Angela Hutchinson Hammer: Arizona’s Pioneer Newspaperwoman, published by the University of Arizona Press, has been named one of four finalists in the ONEBOOKAZ 2012 competition. This annual competition, sponsored by the Arizona State Library, Archives, and Public Records, encourages communities across the State of Arizona to read the same book at the same time and participate in discussions and programs centered around that book.

Published in 2005, Angela Hutchinson Hammer tells the story of a true daughter of the West — a larger than life figure who crusaded against the commonly held belief that women belonged at home darning socks, not running a newspaper.
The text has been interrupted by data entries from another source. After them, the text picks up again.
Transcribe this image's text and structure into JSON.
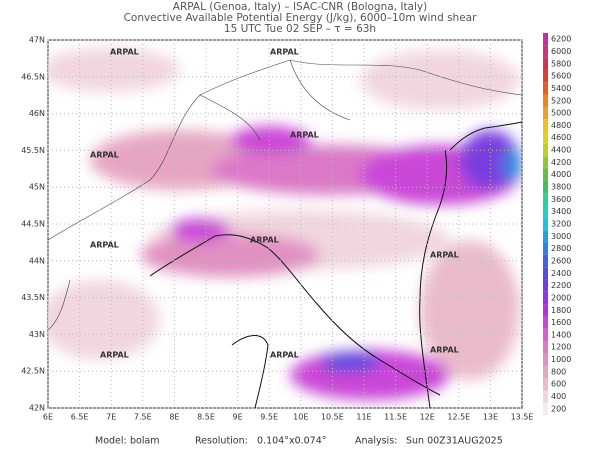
{
  "header": {
    "line1": "ARPAL (Genoa, Italy)  –  ISAC-CNR (Bologna, Italy)",
    "line2": "Convective Available Potential Energy (J/kg), 6000–10m wind shear",
    "line3": "15 UTC Tue 02 SEP  –  τ = 63h"
  },
  "map": {
    "watermark": "ARPAL",
    "lat_ticks": [
      {
        "value": 47,
        "label": "47N"
      },
      {
        "value": 46.5,
        "label": "46.5N"
      },
      {
        "value": 46,
        "label": "46N"
      },
      {
        "value": 45.5,
        "label": "45.5N"
      },
      {
        "value": 45,
        "label": "45N"
      },
      {
        "value": 44.5,
        "label": "44.5N"
      },
      {
        "value": 44,
        "label": "44N"
      },
      {
        "value": 43.5,
        "label": "43.5N"
      },
      {
        "value": 43,
        "label": "43N"
      },
      {
        "value": 42.5,
        "label": "42.5N"
      },
      {
        "value": 42,
        "label": "42N"
      }
    ],
    "lon_ticks": [
      {
        "value": 6,
        "label": "6E"
      },
      {
        "value": 6.5,
        "label": "6.5E"
      },
      {
        "value": 7,
        "label": "7E"
      },
      {
        "value": 7.5,
        "label": "7.5E"
      },
      {
        "value": 8,
        "label": "8E"
      },
      {
        "value": 8.5,
        "label": "8.5E"
      },
      {
        "value": 9,
        "label": "9E"
      },
      {
        "value": 9.5,
        "label": "9.5E"
      },
      {
        "value": 10,
        "label": "10E"
      },
      {
        "value": 10.5,
        "label": "10.5E"
      },
      {
        "value": 11,
        "label": "11E"
      },
      {
        "value": 11.5,
        "label": "11.5E"
      },
      {
        "value": 12,
        "label": "12E"
      },
      {
        "value": 12.5,
        "label": "12.5E"
      },
      {
        "value": 13,
        "label": "13E"
      },
      {
        "value": 13.5,
        "label": "13.5E"
      }
    ]
  },
  "colorbar": {
    "ticks": [
      200,
      400,
      600,
      800,
      1000,
      1200,
      1400,
      1600,
      1800,
      2000,
      2200,
      2400,
      2600,
      2800,
      3000,
      3200,
      3400,
      3600,
      3800,
      4000,
      4200,
      4400,
      4600,
      4800,
      5000,
      5200,
      5400,
      5600,
      5800,
      6000,
      6200
    ],
    "colors": [
      "#f7eaee",
      "#f1d6df",
      "#eabccb",
      "#e6a6c2",
      "#e190c2",
      "#dc78c8",
      "#d660d0",
      "#ca46d8",
      "#b632e0",
      "#9a30e0",
      "#7a3ce0",
      "#5a4ae0",
      "#4062e0",
      "#3082e0",
      "#20a2e0",
      "#20c0e0",
      "#20d0c0",
      "#30d090",
      "#40c060",
      "#60c040",
      "#90c830",
      "#c0d020",
      "#e0d020",
      "#f0c020",
      "#f0a020",
      "#f08020",
      "#e86020",
      "#e04030",
      "#d83050",
      "#d03080",
      "#c030a0"
    ]
  },
  "footer": {
    "model_label": "Model:",
    "model": "bolam",
    "resolution_label": "Resolution:",
    "resolution": "0.104°x0.074°",
    "analysis_label": "Analysis:",
    "analysis": "Sun 00Z31AUG2025"
  }
}
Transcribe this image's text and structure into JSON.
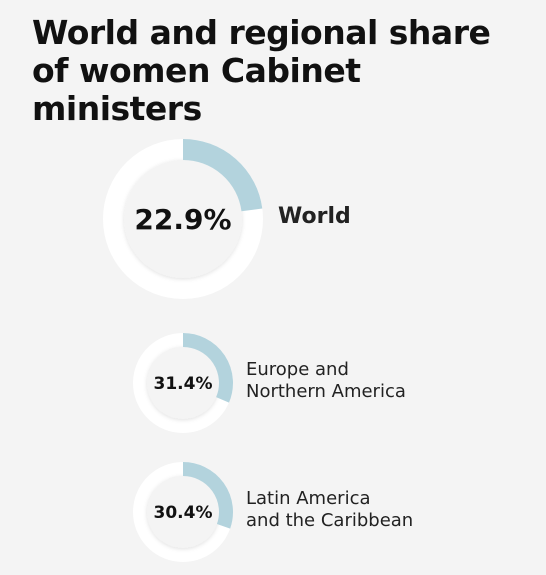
{
  "title": "World and regional share of women Cabinet ministers",
  "chart_data": [
    {
      "type": "pie",
      "categories": [
        "World"
      ],
      "values": [
        22.9
      ],
      "value_labels": [
        "22.9%"
      ],
      "color": "#b3d3dd"
    },
    {
      "type": "pie",
      "categories": [
        "Europe and\nNorthern America"
      ],
      "values": [
        31.4
      ],
      "value_labels": [
        "31.4%"
      ],
      "color": "#b3d3dd"
    },
    {
      "type": "pie",
      "categories": [
        "Latin America\nand the Caribbean"
      ],
      "values": [
        30.4
      ],
      "value_labels": [
        "30.4%"
      ],
      "color": "#b3d3dd"
    }
  ]
}
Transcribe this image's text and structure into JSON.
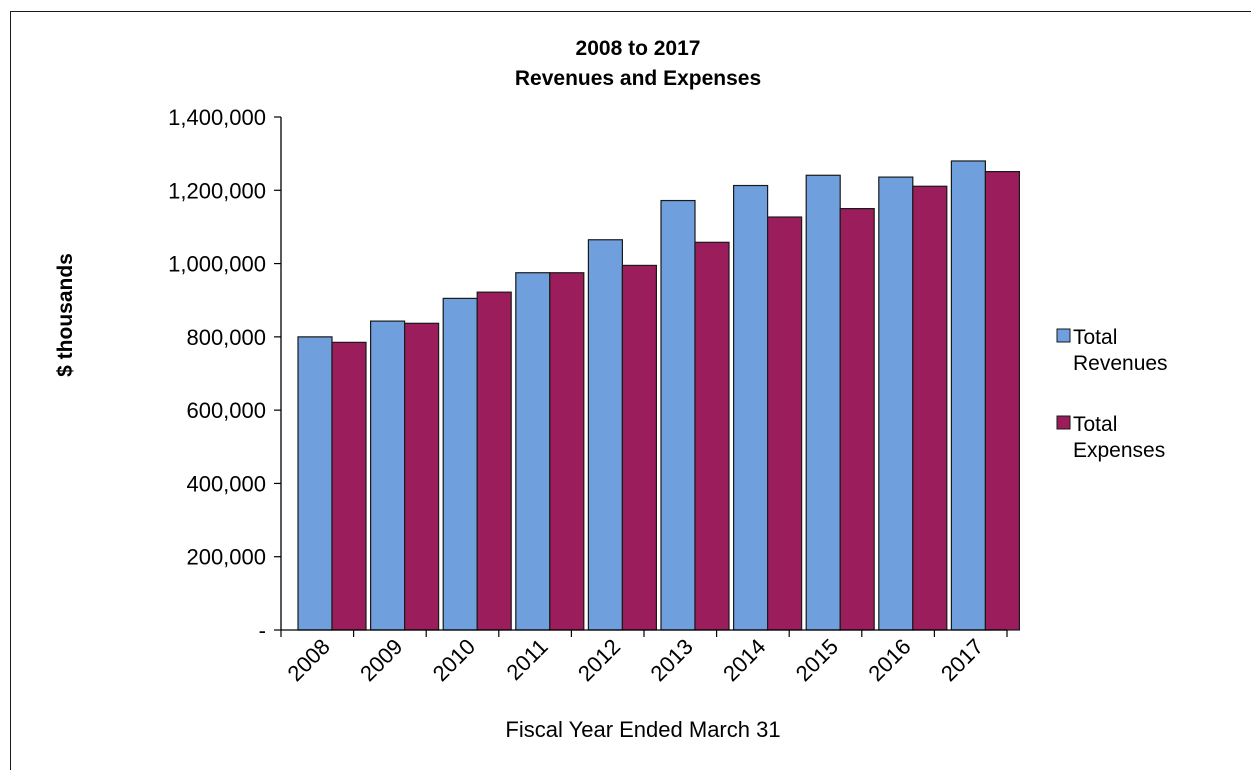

Her decades-long involvement in Arizona’s newspaper industry took her from typesetting and proofreading in Phoenix to establishing a chain of newspapers in towns across the state, including the Wickenburg Miner and the Casa Grande Bulletin.

The author, Hammer’s granddaughter Betty Hammer Joy, weaves together the lively story of her grandmother’s life drawing upon Angela’s prodigious writing and correspondence, newspaper archives, and the recollections of family members. The book recounts the stories Angela told of growing up in mining camps, teaching in territorial schools, courtship, marriage, and a twenty-eight-year career in publishing and printing.

“As a teacher,” Betty Hammer Joy writes in the Preface, “I discovered that many students seemed to think that Arizona’s pioneers were only lawmen, outlaws, ranchers, miners, or women who stayed home to have babies. How often I had wished for lively, readable stories of the accomplishments of our early women.”

In her lifetime, Angela Hammer raised three sons, ran for public office before women in the nation had the right to vote, served as Immigration Commissioner in Pinal County, homesteaded, and matured into an activist for water conservation. After Angela’s death in 1952 the newspaper industry paid tribute to this courageous woman by selecting her as the first woman to enter the Arizona Newspaper Hall of Fame. In 1983 she was honored posthumously with another award for women who contributed to Arizona’s progress—induction into the Arizona Women’s Hall of Fame.